202. The need to resolve the structural causes of poverty cannot be delayed, not only for the pragmatic reason of its urgency for the good order of society, but because society needs to be cured of a sickness which is weakening and frustrating it, and which can only lead to new crises. Welfare projects, which meet certain urgent needs, should be considered merely temporary responses. As long as the problems of the poor are not radically resolved by rejecting the absolute autonomy of markets and financial speculation and by attacking the structural causes of inequality,[173]no solution will be found for the world’s problems or, for that matter, to any problems. Inequality is the root of social ills.
203. The dignity of each human person and the pursuit of the common good are concerns which ought to shape all economic policies.

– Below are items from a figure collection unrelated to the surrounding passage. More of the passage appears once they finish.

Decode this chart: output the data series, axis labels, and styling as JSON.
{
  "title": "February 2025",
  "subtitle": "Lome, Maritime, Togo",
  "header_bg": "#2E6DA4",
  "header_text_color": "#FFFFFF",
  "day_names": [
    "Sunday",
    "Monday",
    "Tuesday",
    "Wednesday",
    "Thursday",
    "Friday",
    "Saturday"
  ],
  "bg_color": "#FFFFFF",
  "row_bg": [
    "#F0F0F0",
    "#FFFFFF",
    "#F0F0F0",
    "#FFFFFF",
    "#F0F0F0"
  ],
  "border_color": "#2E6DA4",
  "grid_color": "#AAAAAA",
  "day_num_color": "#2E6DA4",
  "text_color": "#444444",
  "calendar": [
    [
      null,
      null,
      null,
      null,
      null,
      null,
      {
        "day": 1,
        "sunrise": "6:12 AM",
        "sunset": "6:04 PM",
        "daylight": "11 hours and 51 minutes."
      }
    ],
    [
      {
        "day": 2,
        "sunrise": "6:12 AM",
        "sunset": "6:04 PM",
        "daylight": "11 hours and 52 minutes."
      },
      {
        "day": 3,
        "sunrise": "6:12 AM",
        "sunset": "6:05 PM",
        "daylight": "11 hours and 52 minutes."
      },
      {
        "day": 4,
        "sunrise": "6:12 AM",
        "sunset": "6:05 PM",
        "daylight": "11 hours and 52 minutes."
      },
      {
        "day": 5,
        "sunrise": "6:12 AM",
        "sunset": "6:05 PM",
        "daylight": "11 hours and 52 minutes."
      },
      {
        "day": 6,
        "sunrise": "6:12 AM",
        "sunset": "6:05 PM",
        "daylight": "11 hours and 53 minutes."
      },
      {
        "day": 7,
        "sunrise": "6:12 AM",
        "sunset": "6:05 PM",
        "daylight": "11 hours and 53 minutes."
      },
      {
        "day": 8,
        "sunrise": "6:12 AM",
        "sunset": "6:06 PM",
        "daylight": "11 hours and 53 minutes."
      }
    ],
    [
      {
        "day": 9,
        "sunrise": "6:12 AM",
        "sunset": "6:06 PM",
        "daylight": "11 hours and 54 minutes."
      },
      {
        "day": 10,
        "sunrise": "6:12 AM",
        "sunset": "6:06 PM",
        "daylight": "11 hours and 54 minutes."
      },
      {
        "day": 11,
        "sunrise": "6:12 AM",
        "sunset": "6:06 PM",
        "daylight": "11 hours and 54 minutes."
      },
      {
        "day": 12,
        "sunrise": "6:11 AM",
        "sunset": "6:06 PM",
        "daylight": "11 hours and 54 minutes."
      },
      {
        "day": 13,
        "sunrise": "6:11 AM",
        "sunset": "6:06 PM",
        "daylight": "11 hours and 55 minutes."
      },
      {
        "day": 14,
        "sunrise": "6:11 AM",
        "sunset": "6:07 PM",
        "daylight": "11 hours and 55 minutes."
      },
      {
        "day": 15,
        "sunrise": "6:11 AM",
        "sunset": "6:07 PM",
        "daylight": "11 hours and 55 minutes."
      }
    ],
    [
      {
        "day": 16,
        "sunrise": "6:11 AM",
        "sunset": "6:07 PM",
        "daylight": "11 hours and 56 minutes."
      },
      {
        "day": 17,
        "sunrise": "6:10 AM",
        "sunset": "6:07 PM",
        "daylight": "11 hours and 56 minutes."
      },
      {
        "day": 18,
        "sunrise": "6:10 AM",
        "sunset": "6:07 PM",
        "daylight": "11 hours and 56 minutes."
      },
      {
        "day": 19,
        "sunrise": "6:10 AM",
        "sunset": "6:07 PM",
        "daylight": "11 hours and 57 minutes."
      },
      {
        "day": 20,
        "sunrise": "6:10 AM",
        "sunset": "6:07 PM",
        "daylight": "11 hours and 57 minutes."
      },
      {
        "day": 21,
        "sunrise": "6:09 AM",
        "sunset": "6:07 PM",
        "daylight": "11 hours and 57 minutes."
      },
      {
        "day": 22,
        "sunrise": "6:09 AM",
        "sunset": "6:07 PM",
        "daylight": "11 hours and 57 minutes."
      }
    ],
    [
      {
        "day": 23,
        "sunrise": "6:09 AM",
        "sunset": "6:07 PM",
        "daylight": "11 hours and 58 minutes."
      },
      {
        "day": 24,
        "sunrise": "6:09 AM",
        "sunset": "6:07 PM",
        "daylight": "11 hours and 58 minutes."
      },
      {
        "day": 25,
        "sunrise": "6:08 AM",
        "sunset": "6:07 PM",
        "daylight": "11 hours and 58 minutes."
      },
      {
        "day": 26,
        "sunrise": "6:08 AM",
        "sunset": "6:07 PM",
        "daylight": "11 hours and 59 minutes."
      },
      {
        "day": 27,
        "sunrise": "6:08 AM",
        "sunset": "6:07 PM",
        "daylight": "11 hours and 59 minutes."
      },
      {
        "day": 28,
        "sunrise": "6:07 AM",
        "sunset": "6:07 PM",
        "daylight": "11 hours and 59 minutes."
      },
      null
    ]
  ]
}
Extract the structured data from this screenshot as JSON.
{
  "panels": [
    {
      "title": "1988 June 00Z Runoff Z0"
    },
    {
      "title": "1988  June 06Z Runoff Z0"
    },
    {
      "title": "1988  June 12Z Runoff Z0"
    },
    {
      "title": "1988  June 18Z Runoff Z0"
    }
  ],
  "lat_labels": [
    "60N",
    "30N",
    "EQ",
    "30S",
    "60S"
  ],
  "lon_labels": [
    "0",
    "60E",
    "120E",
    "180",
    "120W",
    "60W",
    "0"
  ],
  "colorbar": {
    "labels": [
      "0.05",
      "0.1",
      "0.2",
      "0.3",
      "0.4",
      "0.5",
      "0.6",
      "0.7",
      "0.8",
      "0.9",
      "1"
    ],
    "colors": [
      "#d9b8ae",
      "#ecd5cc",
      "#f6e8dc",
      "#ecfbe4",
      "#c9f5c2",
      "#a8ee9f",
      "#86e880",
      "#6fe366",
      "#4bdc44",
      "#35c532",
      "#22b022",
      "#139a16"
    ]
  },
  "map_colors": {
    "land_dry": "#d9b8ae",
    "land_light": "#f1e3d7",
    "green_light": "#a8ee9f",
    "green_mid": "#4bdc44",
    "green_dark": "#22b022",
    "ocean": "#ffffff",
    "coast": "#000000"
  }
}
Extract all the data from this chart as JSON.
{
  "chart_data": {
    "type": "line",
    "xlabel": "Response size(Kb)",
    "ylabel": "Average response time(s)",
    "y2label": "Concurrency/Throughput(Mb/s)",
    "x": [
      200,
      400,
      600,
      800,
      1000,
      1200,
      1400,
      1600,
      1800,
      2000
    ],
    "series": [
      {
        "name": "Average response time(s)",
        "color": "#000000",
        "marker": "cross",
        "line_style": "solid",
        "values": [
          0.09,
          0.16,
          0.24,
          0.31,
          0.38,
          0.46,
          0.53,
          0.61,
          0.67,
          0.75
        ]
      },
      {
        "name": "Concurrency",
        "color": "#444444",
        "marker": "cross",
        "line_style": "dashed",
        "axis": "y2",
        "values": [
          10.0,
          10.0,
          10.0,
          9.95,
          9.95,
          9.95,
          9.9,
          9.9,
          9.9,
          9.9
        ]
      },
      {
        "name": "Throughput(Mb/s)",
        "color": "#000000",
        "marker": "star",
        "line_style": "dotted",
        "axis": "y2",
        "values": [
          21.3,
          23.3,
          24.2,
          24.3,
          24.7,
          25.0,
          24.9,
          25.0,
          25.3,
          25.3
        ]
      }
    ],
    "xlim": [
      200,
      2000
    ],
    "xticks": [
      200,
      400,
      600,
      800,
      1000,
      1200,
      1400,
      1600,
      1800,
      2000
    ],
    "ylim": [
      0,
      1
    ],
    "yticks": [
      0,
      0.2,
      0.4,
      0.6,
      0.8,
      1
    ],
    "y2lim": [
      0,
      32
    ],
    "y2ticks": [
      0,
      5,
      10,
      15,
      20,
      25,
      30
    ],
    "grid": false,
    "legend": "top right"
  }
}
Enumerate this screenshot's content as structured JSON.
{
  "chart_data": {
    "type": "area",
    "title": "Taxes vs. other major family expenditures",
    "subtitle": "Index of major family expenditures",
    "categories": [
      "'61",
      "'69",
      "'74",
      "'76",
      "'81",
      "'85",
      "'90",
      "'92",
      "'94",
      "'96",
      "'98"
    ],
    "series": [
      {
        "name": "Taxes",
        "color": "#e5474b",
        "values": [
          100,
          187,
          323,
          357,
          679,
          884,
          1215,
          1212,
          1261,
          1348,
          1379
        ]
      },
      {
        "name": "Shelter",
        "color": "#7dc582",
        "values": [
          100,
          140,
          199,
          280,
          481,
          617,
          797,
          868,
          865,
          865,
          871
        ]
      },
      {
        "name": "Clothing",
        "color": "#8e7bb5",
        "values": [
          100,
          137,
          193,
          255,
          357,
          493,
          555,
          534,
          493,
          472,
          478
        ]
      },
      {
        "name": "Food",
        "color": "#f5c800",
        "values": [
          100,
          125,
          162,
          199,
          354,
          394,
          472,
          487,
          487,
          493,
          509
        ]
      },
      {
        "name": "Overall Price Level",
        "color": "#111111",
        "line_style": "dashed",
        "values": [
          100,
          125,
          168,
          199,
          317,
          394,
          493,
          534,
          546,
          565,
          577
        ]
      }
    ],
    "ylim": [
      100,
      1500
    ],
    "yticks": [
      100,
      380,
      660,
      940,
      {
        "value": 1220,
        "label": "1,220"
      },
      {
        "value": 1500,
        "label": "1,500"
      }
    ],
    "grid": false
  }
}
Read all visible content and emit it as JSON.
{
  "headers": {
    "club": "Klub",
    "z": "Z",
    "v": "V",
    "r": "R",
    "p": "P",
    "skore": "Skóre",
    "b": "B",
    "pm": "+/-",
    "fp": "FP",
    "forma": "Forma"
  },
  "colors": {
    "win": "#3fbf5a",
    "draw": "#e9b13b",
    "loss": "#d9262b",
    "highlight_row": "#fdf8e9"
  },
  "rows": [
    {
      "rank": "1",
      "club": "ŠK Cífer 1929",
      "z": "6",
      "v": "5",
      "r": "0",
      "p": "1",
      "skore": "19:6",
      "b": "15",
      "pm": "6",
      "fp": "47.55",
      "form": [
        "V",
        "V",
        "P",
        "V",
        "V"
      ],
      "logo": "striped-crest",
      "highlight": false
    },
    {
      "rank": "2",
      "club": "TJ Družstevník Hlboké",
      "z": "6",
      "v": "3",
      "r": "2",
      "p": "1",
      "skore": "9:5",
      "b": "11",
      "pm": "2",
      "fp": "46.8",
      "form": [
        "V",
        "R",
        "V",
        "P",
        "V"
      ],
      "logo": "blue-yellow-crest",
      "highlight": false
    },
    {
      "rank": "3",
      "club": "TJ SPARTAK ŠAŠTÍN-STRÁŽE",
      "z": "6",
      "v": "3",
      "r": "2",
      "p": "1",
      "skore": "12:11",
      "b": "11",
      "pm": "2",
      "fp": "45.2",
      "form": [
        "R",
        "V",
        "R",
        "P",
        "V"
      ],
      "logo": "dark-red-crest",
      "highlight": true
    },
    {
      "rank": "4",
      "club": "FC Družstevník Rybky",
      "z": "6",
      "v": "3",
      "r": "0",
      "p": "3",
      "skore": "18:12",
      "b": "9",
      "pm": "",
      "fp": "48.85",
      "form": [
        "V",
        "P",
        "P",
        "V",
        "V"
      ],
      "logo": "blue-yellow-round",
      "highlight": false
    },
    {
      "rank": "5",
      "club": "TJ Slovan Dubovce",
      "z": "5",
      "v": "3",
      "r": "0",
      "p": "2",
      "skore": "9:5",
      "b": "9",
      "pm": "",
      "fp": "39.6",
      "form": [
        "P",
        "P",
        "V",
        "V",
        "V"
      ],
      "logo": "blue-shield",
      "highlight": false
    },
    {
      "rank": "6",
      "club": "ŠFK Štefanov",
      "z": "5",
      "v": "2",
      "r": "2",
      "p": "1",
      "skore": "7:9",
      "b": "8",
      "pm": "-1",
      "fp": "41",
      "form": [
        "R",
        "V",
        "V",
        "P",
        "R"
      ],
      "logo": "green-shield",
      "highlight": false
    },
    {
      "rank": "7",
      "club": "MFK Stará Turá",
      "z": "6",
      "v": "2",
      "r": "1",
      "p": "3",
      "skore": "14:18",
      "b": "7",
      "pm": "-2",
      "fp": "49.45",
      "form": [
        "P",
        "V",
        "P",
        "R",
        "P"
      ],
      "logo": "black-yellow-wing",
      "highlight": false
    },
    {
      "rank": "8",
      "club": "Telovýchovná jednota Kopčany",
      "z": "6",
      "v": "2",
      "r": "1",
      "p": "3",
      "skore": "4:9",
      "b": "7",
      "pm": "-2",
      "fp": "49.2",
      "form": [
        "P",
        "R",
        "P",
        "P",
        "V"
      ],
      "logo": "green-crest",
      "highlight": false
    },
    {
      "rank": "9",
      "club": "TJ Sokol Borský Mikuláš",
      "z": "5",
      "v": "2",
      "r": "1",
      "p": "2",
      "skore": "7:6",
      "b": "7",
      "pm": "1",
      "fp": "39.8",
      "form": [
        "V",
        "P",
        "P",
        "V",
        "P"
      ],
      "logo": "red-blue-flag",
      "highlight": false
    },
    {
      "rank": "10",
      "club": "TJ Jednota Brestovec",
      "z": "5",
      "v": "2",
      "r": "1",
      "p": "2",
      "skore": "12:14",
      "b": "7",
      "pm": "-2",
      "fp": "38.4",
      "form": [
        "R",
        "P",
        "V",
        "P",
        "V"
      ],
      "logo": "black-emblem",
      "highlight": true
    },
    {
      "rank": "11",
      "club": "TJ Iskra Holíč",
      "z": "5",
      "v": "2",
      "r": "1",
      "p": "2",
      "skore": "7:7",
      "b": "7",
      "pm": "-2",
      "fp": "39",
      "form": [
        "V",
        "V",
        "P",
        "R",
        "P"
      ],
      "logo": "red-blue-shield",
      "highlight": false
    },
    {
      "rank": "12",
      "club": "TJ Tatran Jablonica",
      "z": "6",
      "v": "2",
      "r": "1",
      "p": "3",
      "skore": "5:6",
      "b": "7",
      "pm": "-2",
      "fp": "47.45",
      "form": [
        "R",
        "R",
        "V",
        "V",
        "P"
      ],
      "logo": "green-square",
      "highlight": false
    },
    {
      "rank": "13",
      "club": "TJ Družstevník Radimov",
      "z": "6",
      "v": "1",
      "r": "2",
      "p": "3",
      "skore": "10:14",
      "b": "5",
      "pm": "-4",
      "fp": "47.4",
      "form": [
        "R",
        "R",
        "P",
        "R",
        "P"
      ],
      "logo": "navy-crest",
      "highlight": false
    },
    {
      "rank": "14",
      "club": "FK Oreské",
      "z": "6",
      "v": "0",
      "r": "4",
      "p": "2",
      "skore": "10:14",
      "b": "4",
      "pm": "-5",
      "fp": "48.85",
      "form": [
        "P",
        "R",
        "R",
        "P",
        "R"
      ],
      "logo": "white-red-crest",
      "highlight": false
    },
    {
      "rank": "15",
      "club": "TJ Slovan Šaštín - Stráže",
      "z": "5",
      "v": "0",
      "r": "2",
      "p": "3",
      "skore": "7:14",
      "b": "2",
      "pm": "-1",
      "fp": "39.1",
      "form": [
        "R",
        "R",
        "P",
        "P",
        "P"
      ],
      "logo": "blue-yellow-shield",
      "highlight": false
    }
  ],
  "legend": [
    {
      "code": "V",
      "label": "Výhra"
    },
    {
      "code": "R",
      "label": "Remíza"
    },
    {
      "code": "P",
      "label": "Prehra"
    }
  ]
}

At times, however, they seem to be a mere addendum imported from without in order to fill out a political discourse lacking in perspectives or plans for true and integral development. How many words prove irksome to this system! It is irksome when the question of ethics is raised, when global solidarity is invoked, when the distribution of goods is mentioned, when reference in made to protecting labour and defending the dignity of the powerless, when allusion is made to a God who demands a commitment to justice. At other times these issues are exploited by a rhetoric which cheapens them. Casual indifference in the face of such questions empties our lives and our words of all meaning. Business is a vocation, and a noble vocation, provided that those engaged in it see themselves challenged by a greater meaning in life; this will enable them truly to serve the common good by striving to increase the goods of this world and to make them more accessible to all.
204. We can no longer trust in the unseen forces and the invisible hand of the market. Growth in justice requires more than economic growth, while presupposing such growth: it requires decisions, programmes, mechanisms and processes specifically geared to a better distribution of income, the creation of sources of employment and an integral promotion of the poor which goes beyond a simple welfare mentality. I am far from proposing an irresponsible populism, but the economy can no longer turn to remedies that are a new poison, such as attempting to increase profits by reducing the work force and thereby adding to the ranks of the excluded.
                But, you still ask: What is the solution? That before God, each one turn work into a personal gift of self! The problem is theological before it is economic.